Winegardner was a full-time scuba instructor in the Florida Keys before the incident occurred.
Even on his days off, he enjoyed scuba diving for dinner and helping get rid of the state’s invasive lionfish, according to the GoFundMe page set up for him.
Despite being in tremendous pain during the ordeal, the diver said it hasn’t made him afraid of the ocean.
He said: “I’m a little weird when I can’t see, but it doesn’t stop me.”
Zack was airlifted to Jackson South Medical Center in Miami. He spent ten days in the hospital where he had an intravenous bacterial flush, about 90 staples and several stitches in his arm.

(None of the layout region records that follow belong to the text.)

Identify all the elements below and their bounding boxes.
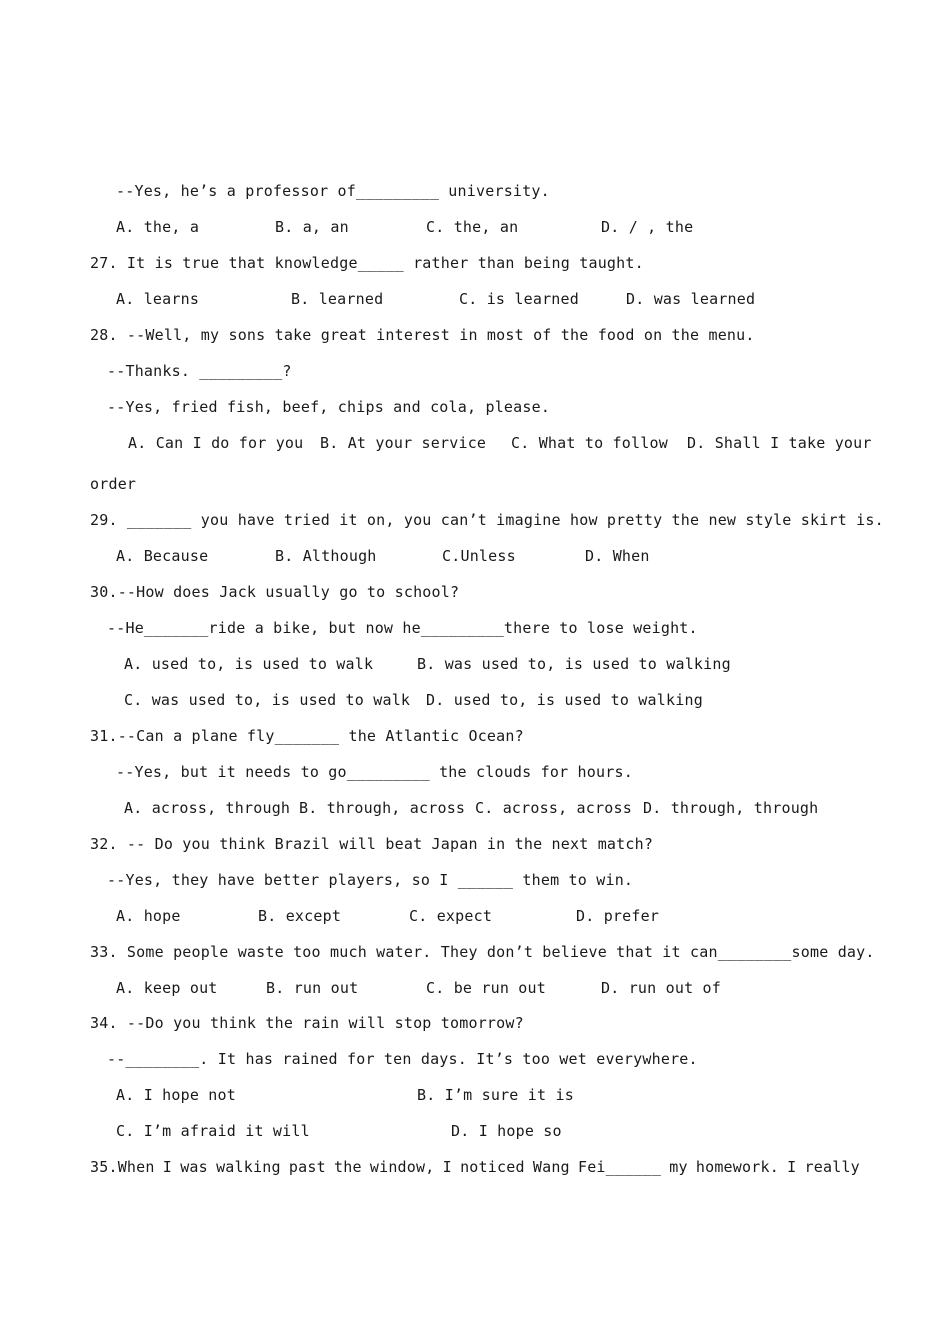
q32-option-d: D. prefer — [576, 907, 660, 925]
q27-stem: 27. It is true that knowledge_____ rather than being taught. — [90, 254, 644, 272]
q29-stem: 29. _______ you have tried it on, you can’t imagine how pretty the new style skirt is. — [90, 511, 884, 529]
q34-option-b: B. I’m sure it is — [417, 1086, 574, 1104]
q33-option-c: C. be run out — [426, 979, 546, 997]
q26-option-b: B. a, an — [275, 218, 349, 236]
q31-option-d: D. through, through — [643, 799, 819, 817]
q35-word: past — [288, 1158, 326, 1176]
q29-option-d: D. When — [585, 547, 650, 565]
q31-option-c: C. across, across — [475, 799, 632, 817]
q30-line-2: --He_______ride a bike, but now he_________there to lose weight. — [107, 619, 698, 637]
q34-stem: 34. --Do you think the rain will stop tomorrow? — [90, 1014, 524, 1032]
q28-stem: 28. --Well, my sons take great interest in most of the food on the menu. — [90, 326, 755, 344]
q32-option-c: C. expect — [409, 907, 493, 925]
q31-option-a: A. across, through — [124, 799, 291, 817]
q35-word: 35.When — [90, 1158, 155, 1176]
q26-option-d: D. / , the — [601, 218, 694, 236]
q31-stem: 31.--Can a plane fly_______ the Atlantic Ocean? — [90, 727, 524, 745]
q32-stem: 32. -- Do you think Brazil will beat Japan in the next match? — [90, 835, 654, 853]
q29-option-a: A. Because — [116, 547, 209, 565]
q33-option-b: B. run out — [266, 979, 359, 997]
q32-option-b: B. except — [258, 907, 342, 925]
q32-option-a: A. hope — [116, 907, 181, 925]
q28-option-c: C. What to follow — [511, 434, 668, 452]
q29-option-c: C.Unless — [442, 547, 516, 565]
q27-option-c: C. is learned — [459, 290, 579, 308]
q33-option-d: D. run out of — [601, 979, 721, 997]
q34-option-a: A. I hope not — [116, 1086, 236, 1104]
q35-word: Fei______ — [577, 1158, 662, 1176]
q29-option-b: B. Although — [275, 547, 377, 565]
q32-line-2: --Yes, they have better players, so I ______ them to win. — [107, 871, 634, 889]
q35-word: I — [442, 1158, 452, 1176]
q30-stem: 30.--How does Jack usually go to school? — [90, 583, 460, 601]
q27-option-d: D. was learned — [626, 290, 756, 308]
q33-option-a: A. keep out — [116, 979, 218, 997]
q35-word: window, — [369, 1158, 435, 1176]
q30-option-a: A. used to, is used to walk — [124, 655, 374, 673]
q34-option-d: D. I hope so — [451, 1122, 562, 1140]
q31-option-b: B. through, across — [299, 799, 466, 817]
q28-option-d-wrap: order — [90, 475, 137, 493]
q35-stem — [90, 1157, 860, 1177]
q26-answer-line: --Yes, he’s a professor of_________ university. — [116, 182, 550, 200]
q35-word: noticed — [460, 1158, 525, 1176]
q28-line-3: --Yes, fried fish, beef, chips and cola, please. — [107, 398, 551, 416]
q28-option-d: D. Shall I take your — [687, 434, 872, 452]
q35-word: Wang — [532, 1158, 570, 1176]
q26-option-a: A. the, a — [116, 218, 200, 236]
q30-option-c: C. was used to, is used to walk — [124, 691, 411, 709]
q33-stem: 33. Some people waste too much water. They don’t believe that it can________some day. — [90, 943, 875, 961]
q35-word: I — [787, 1158, 797, 1176]
q28-line-2: --Thanks. _________? — [107, 362, 292, 380]
q35-word: the — [333, 1158, 362, 1176]
q35-word: homework. — [695, 1158, 779, 1176]
q34-line-2: --________. It has rained for ten days. It’s too wet everywhere. — [107, 1050, 698, 1068]
q27-option-b: B. learned — [291, 290, 384, 308]
q26-option-c: C. the, an — [426, 218, 519, 236]
q30-option-d: D. used to, is used to walking — [426, 691, 703, 709]
q31-line-2: --Yes, but it needs to go_________ the clouds for hours. — [116, 763, 633, 781]
q35-word: walking — [216, 1158, 281, 1176]
q34-option-c: C. I’m afraid it will — [116, 1122, 310, 1140]
q30-option-b: B. was used to, is used to walking — [417, 655, 731, 673]
q35-word: really — [804, 1158, 860, 1176]
q27-option-a: A. learns — [116, 290, 200, 308]
q35-word: I — [162, 1158, 173, 1176]
q28-option-a: A. Can I do for you — [128, 434, 304, 452]
q35-word: my — [669, 1158, 688, 1176]
q35-word: was — [180, 1158, 208, 1176]
q28-option-b: B. At your service — [320, 434, 487, 452]
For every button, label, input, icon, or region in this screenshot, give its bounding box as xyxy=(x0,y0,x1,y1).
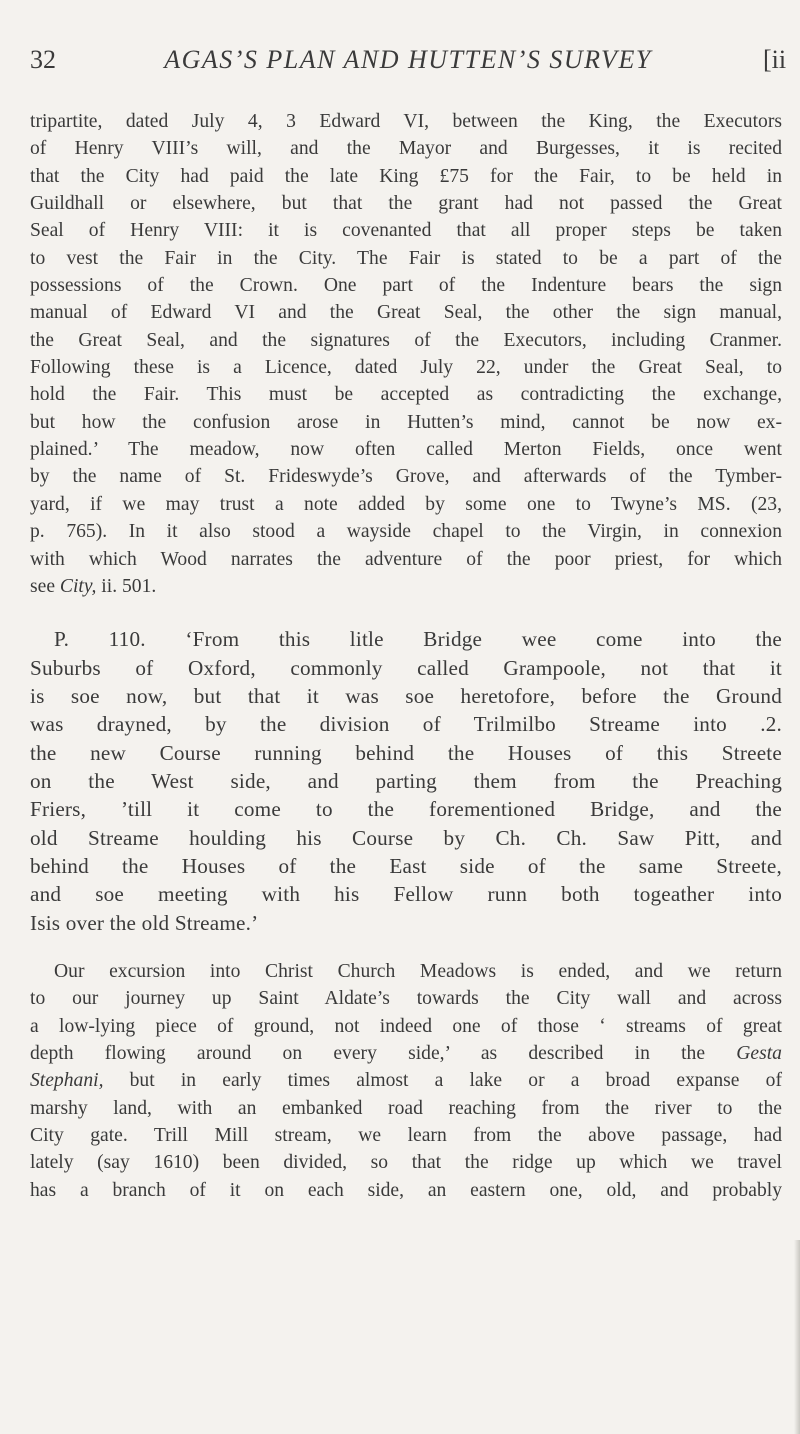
page-number: 32 xyxy=(30,45,56,74)
text-line: Our excursion into Christ Church Meadows is ended, and we return xyxy=(54,960,782,982)
text-line: but how the confusion arose in Hutten’s mind, cannot be now ex- xyxy=(30,411,782,433)
text-line: P. 110. ‘From this litle Bridge wee come into the xyxy=(54,627,782,652)
text-line: Seal of Henry VIII: it is covenanted that all proper steps be taken xyxy=(30,220,782,242)
text-line: with which Wood narrates the adventure of the poor priest, for which xyxy=(30,548,782,570)
text-line: by the name of St. Frideswyde’s Grove, and afterwards of the Tymber- xyxy=(30,466,782,488)
citation-title: City, xyxy=(59,575,97,597)
text-line: that the City had paid the late King £75 for the Fair, to be held in xyxy=(30,165,782,187)
text-fragment: see xyxy=(30,575,60,597)
text-line: Guildhall or elsewhere, but that the grant had not passed the Great xyxy=(30,193,782,215)
text-line xyxy=(30,1040,782,1067)
page-edge-shadow xyxy=(794,1240,800,1434)
text-line: manual of Edward VI and the Great Seal, the other the sign manual, xyxy=(30,302,782,324)
text-line: Friers, ’till it come to the forementioned Bridge, and the xyxy=(30,797,782,822)
text-line: to vest the Fair in the City. The Fair is stated to be a part of the xyxy=(30,247,782,269)
text-line: plained.’ The meadow, now often called Merton Fields, once went xyxy=(30,439,782,461)
text-line: tripartite, dated July 4, 3 Edward VI, between the King, the Executors xyxy=(30,111,782,132)
text-line: to our journey up Saint Aldate’s towards the City wall and across xyxy=(30,988,782,1010)
text-line: the Great Seal, and the signatures of the Executors, including Cranmer. xyxy=(30,329,782,351)
text-line: City gate. Trill Mill stream, we learn from the above passage, had xyxy=(30,1125,782,1147)
text-line: Suburbs of Oxford, commonly called Grampoole, not that it xyxy=(30,655,782,680)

There were 57 unprovoked shark bites worldwide in 2022, most of which took place in the United States and Australia, according to the University of Florida International Shark Attack Archive, which released its annual data in February.
Consistent with long-term trends, the United States had the highest number of unprovoked shark bites in 2022, with 41 confirmed cases, up from 47 the year before.
In 2022, there were 16 unprovoked shark attacks in Florida, representing 28% of the global total. The state recorded two amputations, but no deaths.
Five of the attacks worldwide were fatal, fewer than the nine deaths in 2021 and the 10 deaths the year before, the university researchers found.